Uzbek human rights campaigners will appeal to EBRD president Jean Lemierre tomorrow to toughen the bank's stance against the Karimov regime, by withdrawing EBRD funding from partially state-owned enterprises and urging international economic sanctions.
Talib Yakubov of the Human Rights Society of Uzbekistan told Emerging Markets: "In view of the killing of peaceful protesters in Andizhan, the EBRD should stop financing not only state entities but even those with joint ownership.
"Unfortunately the Russian and US governments continue to support Uzbekistan in important ways. So it's important for international institutions such as the EBRD to take a tougher line. Economic sanctions need to be considered."
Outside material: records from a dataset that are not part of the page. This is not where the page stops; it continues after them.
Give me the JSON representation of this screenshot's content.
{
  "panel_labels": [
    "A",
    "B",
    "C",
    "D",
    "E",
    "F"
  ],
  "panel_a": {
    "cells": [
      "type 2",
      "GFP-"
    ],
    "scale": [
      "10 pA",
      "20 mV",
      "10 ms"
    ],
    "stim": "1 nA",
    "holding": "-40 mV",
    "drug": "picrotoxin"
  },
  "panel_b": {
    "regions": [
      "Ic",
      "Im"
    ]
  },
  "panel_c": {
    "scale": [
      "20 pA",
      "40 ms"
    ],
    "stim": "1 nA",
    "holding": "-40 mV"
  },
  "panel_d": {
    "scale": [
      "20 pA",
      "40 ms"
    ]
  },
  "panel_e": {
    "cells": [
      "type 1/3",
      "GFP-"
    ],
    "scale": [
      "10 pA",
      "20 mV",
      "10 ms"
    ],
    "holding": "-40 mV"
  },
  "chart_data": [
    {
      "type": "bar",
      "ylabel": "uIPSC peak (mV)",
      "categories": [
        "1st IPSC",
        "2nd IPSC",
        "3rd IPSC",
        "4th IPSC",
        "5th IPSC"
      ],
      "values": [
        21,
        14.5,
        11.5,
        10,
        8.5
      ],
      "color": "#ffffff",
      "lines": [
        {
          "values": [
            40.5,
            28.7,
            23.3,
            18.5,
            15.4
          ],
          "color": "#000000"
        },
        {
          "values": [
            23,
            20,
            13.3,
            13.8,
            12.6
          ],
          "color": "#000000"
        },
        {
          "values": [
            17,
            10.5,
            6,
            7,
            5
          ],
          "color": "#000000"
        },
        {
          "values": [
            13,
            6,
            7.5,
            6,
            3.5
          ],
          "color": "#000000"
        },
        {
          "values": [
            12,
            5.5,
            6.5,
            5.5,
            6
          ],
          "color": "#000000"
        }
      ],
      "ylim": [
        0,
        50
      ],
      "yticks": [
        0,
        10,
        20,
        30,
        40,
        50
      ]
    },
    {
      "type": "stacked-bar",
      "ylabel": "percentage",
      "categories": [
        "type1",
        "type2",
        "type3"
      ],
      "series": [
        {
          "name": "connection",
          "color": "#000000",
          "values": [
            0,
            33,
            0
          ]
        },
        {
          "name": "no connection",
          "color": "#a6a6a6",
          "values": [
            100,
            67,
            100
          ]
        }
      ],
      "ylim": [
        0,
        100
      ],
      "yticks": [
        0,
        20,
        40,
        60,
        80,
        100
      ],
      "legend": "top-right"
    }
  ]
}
Yakubov says human rights organizations are assembling information that indicates a death toll of "thousands" in the infamous Friday massacre. The veteran human rights activist – who in 1992 was sacked from the Tashkent pedagogical institute, where he had taught maths for 29 years, after criticizing Karimov – will join NGO representatives meeting Lemierre tomorrow.
The Human Rights Society has been refused registration six times by the Uzbek government, Yakubov said. The opposition political grouping Bilik (Unity), has been turned down six times.
NGOs argue that the authorities' refusal to agree to an international inquiry into the Andizhan deaths, and the registration issue, shows that Uzbekistan is moving further away from the political benchmarks set by the EBRD under its country strategy adopted in 2003. The EBRD also set four economic benchmarks, and the NGOs say that progress has only been made on one, currency convertibility.
Many in the business community in Tashkent also believe that the country is moving in the wrong direction. The closure in March of Business Bank, the country's most successful private financial institution, for alleged violation of laws carried over from Soviet times, was "a demoralizing blow", a banker familiar with the region said.
An EBRD spokesman said: "We have seen little improvement on the political and economic benchmarks. And we cannot but be shocked by the shedding of blood in Andizhan. These matters will be considered in the lead-up to our review of our country strategy, due in July."
The EBRD has declined to work directly with Uzbek state institutions since 2003. But it considers funding municipal projects and those with positive social impact, including those with minority state stakes.
Were the EBRD to toughen its stance, borrowers such as Uzjilsberbank, a state-controlled mortgage bank that last year received a E3.66 million loan under the EBRD's Japan-Uzbekistan small business programme and a E568,000 loan under the EBRD trade facilitation initiative, could be affected.
So could municipal borrowers such as the city of Tashkent, which last year borrowed E7.3 million from the EBRD for a water supply improvement scheme, or private borrowers with small state stakes such as Bursel Tashkent Textile, which borrowed E9.5 million from the EBRD last year to build a textile plant.